Chères élues, chers élus,

Face aux remarques acides du président américain et à l’attitude narquoise de son homologue russe, l’Europe doit impérativement affirmer sa grandeur et son authenticité. Tel est l’enseignement que je tire, personnellement, des commémorations du centenaire de l’Armistice de 1918, organisées le week-end dernier en France et à Paris. Les belles images de cet événement, historique et solennel, n’effacent pas malheureusement un constat que nous sommes sans doute beaucoup à partager : le monde ne tourne plus tout à fait rond.
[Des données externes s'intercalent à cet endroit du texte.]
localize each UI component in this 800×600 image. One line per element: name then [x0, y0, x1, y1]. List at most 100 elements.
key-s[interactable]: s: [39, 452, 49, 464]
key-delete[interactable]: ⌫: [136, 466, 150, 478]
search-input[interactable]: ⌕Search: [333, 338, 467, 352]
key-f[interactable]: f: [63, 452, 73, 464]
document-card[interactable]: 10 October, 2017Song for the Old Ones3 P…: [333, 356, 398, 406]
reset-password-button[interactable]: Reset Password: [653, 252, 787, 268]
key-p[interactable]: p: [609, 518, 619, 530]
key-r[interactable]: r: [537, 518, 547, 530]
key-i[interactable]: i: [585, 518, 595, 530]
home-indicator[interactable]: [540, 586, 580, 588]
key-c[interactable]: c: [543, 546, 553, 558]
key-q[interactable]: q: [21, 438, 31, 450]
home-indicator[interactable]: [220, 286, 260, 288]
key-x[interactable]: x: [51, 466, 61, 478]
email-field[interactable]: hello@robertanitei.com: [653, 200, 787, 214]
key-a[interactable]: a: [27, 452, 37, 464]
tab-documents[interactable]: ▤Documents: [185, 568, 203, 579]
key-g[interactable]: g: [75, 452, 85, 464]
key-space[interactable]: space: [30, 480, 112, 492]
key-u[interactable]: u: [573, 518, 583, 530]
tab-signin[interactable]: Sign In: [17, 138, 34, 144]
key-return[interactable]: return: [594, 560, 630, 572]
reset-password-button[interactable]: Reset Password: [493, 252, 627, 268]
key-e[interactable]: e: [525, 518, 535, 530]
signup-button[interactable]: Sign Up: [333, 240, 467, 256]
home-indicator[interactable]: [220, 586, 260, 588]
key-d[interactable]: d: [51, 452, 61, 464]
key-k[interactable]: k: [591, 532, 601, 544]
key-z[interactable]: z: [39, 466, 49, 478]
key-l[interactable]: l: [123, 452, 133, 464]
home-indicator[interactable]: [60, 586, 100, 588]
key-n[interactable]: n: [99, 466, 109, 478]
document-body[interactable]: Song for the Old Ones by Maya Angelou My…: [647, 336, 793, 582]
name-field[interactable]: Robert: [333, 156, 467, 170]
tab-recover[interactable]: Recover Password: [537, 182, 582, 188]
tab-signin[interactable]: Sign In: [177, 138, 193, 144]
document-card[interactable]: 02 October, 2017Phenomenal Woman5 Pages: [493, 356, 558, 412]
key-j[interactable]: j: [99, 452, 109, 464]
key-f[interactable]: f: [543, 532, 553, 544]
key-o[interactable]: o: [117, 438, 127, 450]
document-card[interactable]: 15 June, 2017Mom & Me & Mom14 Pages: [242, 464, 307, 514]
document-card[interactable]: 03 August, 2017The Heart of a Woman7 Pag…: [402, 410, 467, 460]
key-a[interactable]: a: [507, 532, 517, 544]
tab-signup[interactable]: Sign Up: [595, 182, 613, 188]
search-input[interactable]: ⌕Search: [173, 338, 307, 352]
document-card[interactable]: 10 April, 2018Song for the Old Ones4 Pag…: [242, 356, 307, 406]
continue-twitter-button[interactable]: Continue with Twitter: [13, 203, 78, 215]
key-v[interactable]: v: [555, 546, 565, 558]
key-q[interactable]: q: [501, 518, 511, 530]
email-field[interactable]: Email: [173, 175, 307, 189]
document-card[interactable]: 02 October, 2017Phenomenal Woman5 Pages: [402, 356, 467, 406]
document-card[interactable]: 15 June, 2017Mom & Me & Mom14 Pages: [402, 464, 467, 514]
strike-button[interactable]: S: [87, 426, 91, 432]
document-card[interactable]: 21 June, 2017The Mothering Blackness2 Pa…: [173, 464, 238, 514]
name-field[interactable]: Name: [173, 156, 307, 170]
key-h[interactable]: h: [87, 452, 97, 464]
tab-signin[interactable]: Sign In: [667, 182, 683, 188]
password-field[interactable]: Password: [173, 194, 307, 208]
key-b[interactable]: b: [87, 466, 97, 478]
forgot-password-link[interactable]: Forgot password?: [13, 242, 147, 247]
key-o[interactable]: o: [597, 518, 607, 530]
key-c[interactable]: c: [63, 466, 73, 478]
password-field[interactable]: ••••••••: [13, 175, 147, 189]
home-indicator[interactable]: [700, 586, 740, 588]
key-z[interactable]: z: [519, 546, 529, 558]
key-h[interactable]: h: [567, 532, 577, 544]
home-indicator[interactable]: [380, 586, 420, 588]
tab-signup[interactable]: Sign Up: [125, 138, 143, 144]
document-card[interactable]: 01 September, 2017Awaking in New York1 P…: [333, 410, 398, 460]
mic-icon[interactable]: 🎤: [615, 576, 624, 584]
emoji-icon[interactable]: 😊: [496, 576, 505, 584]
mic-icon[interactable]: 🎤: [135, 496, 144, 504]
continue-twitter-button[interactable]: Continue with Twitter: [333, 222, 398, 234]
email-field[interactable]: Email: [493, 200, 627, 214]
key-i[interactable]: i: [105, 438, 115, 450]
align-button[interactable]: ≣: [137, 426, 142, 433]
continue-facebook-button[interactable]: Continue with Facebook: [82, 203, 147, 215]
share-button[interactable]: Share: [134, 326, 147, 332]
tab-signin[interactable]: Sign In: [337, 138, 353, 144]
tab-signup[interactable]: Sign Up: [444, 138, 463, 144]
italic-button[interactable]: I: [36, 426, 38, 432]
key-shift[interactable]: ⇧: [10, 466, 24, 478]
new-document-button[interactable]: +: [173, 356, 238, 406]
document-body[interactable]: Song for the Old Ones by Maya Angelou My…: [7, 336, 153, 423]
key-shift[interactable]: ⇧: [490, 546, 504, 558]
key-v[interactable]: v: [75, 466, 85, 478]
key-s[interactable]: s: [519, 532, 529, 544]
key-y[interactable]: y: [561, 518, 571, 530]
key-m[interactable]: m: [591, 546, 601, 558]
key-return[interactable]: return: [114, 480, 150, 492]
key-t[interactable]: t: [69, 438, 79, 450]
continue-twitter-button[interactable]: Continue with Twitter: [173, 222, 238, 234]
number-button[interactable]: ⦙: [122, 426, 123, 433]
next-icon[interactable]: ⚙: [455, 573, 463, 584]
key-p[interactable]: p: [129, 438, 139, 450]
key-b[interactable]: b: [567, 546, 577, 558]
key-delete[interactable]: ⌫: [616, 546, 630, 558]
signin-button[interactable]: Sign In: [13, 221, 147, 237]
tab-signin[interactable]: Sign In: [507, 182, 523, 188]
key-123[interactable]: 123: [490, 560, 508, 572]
Pendant que les grandes puissances – Etats-Unis, Chine, Russie – jouent leur partition nationaliste, à des degrés certes différents, l’Union européenne doit se reprendre pour ne pas se laisser intimider par elles, et emporter par ses divisions ou ses vieux démons, les « passions tristes », comme le dit le président français. Quand Emmanuel Macron nous invite à additionner nos espoirs au lieu d’opposer nos peurs, je ne peux que l’approuver.

Son discours prononcé dimanche dernier sous l’Arc de Triomphe – prônant le patriotisme plutôt que le nationalisme, saluant les vertus de l’Union européenne, « une vision librement consentie jamais vue dans l’histoire et délivrant de nos guerres civiles » – doit résonner dans nos consciences et nous inciter au rassemblement.

 Je ne sais ce que donneront les élections européennes du mois de mai 2019 mais, d’ici là, il faut tout faire pour rappeler aux peuples qui composent notre espace commun qu’ils auraient beaucoup à perdre en se repliant sur eux-mêmes. Economiquement d’abord : si on additionne le PIB des 27 pays membres – et a fortiori des 28 avec le Royaume Uni – l’Union européenne reste la force la plus puissante du monde. Est-il besoin de souligner aussi qu’elle forme une zone privilégiée sur la planète où sont garantis la paix, le respect des libertés individuelles et la libre circulation des hommes et des marchandises.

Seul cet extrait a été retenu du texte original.